WE NEED TO PROTECT OUR REMAINING OLD FORESTS NOW, not leaving them vulnerable to harvesting, since those stands are much more valuable than the stand featured in the photo from Cloud Lake Wilderness Area.
Reality check: We are a very long way from attaining 8 % old growth in Nova Scotia. How far away- no one knows, but it is far from anyone’s hopes and expectations. NRR shuffles the numbers in misleading ways to make us believe they have achieved proper protection of old growth when they have not done so.

The reality is that we are likely fortunate to have even 0.3 % old growth, particularly given the poor management practices of the past decades and the mill consortium who is now in charge of our forests. (Who could ever imagine this was a good idea?)

Government transparency? On reporting forest age classes?

How do we protect more old growth for the future?
• Submit comments to NRR (address and also include the Minister of Natural Resources ( email address)
• Request the government to stop cutting all forests > 100 years old on Crown lands.
• Ask for honest accounting of the amounts of old growth actually present. The draft Old Growth Forest Policy does not even reveal these integral details.
• Insist that more than 25 % old growth be protected to compensate against increased frequencies of disturbances and losses to invasive forest pests that are rapidly spreading and killing forests across NS. To do so, omit from harvesting late succession forests that are 80-100 years to be incorporated as near old growth.

How to view the ‘Old Forest Policy Layer’

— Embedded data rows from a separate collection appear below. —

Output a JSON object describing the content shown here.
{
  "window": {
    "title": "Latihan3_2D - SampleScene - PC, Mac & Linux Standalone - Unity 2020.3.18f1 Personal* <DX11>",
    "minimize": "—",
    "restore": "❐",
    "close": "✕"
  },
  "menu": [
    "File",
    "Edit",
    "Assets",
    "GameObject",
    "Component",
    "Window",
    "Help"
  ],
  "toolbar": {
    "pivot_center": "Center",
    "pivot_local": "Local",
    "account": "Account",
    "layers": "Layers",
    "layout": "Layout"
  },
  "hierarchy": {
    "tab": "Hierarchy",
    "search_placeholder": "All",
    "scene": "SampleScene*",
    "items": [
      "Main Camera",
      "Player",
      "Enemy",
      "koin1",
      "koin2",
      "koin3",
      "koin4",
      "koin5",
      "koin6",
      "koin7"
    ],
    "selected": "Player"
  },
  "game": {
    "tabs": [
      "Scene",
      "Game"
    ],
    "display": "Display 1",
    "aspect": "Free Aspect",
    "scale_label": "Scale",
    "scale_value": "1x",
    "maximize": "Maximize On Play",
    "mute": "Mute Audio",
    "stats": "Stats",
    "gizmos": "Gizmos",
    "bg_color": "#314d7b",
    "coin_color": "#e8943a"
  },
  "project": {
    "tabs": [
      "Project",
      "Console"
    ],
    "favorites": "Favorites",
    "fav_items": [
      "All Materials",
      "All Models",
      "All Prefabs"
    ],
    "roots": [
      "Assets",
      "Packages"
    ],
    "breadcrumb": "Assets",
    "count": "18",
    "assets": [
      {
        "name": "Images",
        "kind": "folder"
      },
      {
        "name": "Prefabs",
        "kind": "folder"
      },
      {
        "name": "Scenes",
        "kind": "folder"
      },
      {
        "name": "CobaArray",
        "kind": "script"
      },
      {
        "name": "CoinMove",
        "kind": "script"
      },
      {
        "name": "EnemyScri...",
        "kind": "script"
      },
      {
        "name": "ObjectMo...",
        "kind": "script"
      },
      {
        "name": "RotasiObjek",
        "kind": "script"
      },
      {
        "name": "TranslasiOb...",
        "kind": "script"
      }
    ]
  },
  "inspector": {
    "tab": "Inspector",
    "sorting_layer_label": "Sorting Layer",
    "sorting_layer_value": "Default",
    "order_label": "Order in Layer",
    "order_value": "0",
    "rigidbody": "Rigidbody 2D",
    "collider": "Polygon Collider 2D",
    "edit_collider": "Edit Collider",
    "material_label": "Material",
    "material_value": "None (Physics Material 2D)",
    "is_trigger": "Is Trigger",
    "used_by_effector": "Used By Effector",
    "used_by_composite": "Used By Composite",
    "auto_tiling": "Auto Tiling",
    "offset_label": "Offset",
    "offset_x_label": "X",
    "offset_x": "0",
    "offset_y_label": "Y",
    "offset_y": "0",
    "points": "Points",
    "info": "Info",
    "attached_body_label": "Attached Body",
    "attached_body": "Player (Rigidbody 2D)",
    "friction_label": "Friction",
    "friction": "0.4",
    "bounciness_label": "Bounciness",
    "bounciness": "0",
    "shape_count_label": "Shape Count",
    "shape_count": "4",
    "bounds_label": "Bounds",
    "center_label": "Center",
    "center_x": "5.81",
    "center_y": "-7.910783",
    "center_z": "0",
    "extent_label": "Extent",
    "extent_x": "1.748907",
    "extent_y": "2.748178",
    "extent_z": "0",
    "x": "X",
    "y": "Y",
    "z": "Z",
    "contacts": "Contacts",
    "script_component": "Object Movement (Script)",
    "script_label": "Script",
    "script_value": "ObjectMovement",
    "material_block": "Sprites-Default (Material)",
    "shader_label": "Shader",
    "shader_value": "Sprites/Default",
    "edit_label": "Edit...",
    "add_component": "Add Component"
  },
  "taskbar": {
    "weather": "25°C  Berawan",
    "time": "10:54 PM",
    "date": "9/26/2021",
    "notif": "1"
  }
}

1. Open Provincial Landscape Viewer (link) or paste-
2. Click the agreements
3. Go to the far-left side of screen and click on “Layer” button (looks like a tiny stack of paper)
4. There is a list of choices, with arrows on both the LEFT and right side of the word list-
• Unselect “Ecological Land Classification” from the layers list
• Click on the LEFT side of “Forestry” (it will then show another drop down menu)
• Under “Forestry”, select “Forestry” and also under “Forestry”, click “Old Forest Policy” (This will result in red forest polygons on the map.)
• Explore NS for areas that DNRR has declared as “Old Forest”, though most forests are young and stated to be allocated to old forest restoration opportunities.
• To determine what kind of forest exists within a red polygon, select from the Layers list“Forest Stand Details”. (This reveals the species codes and percentages)
5. Optional: To reveal more details, you may choose “basemap gallery” from the top right side of the viewing screen. Select satellite imagery.